Iron-impregnated spent coffee ground biochar for enhanced degradation of methylene blue during cold plasma application

This study investigates feasibility in the technical convergence of cold plasma and Fe-impregnated biochar to remove slowly-biodegradable methylene blue (MB) as a model contaminant. A problematic biowastes, spent coffee ground, was reused as a renewable source of biochar, and it impregnates Fe to enhance adsorption performance. Results verify that the cold plasma's advanced oxidation coupled with the biochar increases overall MB removal efficiency and accelerates degradation kinetics. Experimental data regression verifies that the impregnated Fe significantly enhances the kinetic constants for total organic carbon (0.019-0.045 min(-1)) and MB (0.050-0.065 min(-1)). Also, it was confirmed that Fe-impregnation clearly shortens the periods required for almost complete MB degradation to within 1 h. In addition, the higher Fe was impregnated, the stronger synergistic effects on MB degradation rates was observed. The analyses of nitrate, nitrite, and sulfate supports that the MB could be lower down to detection limit by the suggested combination.
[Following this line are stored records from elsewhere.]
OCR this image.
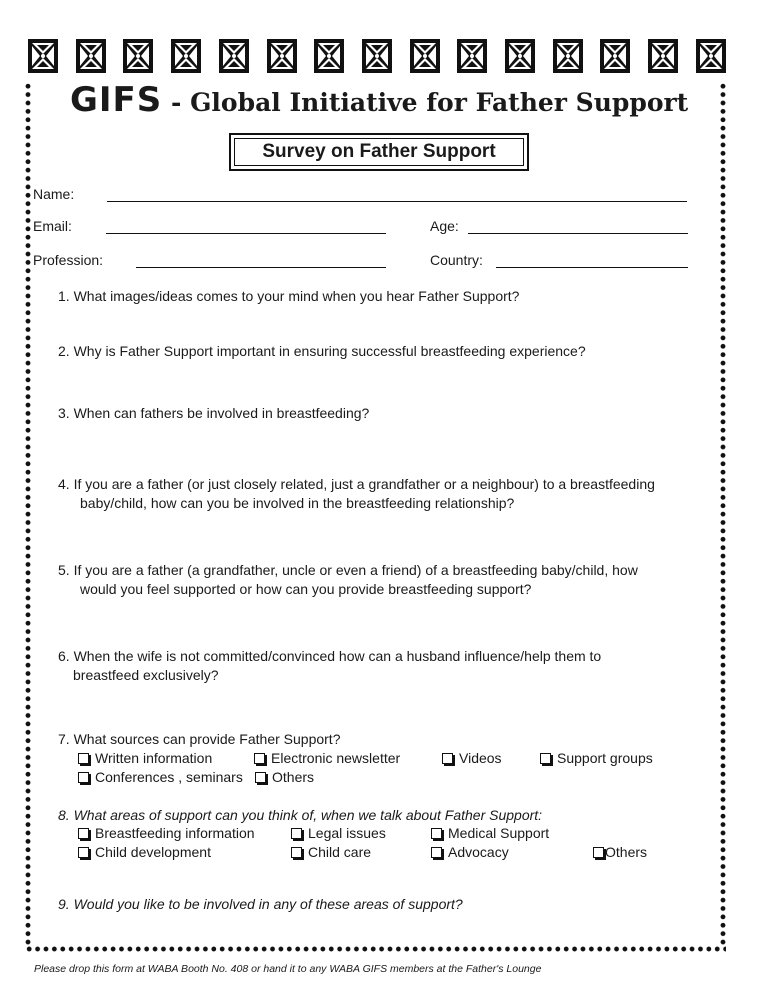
GIFS - Global Initiative for Father Support
Survey on Father Support
Name:
Email:	Age:
Profession:	Country:
1. What images/ideas comes to your mind when you hear Father Support?
2. Why is Father Support important in ensuring successful breastfeeding experience?
3. When can fathers be involved in breastfeeding?
4. If you are a father (or just closely related, just a grandfather or a neighbour) to a breastfeeding
baby/child, how can you be involved in the breastfeeding relationship?
5. If you are a father (a grandfather, uncle or even a friend) of a breastfeeding baby/child, how
would you feel supported or how can you provide breastfeeding support?
6. When the wife is not committed/convinced how can a husband influence/help them to
breastfeed exclusively?
7. What sources can provide Father Support?
Written information	Electronic newsletter	Videos	Support groups
Conferences , seminars	Others
8. What areas of support can you think of, when we talk about Father Support:
Breastfeeding information	Legal issues	Medical Support
Child development	Child care	Advocacy	Others
9. Would you like to be involved in any of these areas of support?
Please drop this form at WABA Booth No. 408 or hand it to any WABA GIFS members at the Father's Lounge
These results provide useful information about the synergistic combination of physicochemical processes as a viable option to effectively manage slowlybiodegradable pollutants. (c) 2021 The Korean Society of Industrial and Engineering Chemistry. Published by Elsevier B.V. All rights reserved.

Automated summary

The study explores the technical convergence of cold plasma and Fe-impregnated biochar for removing slowly-biodegradable methylene blue contaminants. Enhanced adsorption performance and accelerated degradation kinetics were observed, with impregnated Fe significantly boosting kinetic constants and shortening degradation periods. A synergistic combination of physicochemical processes was found to effectively manage stubborn pollutants.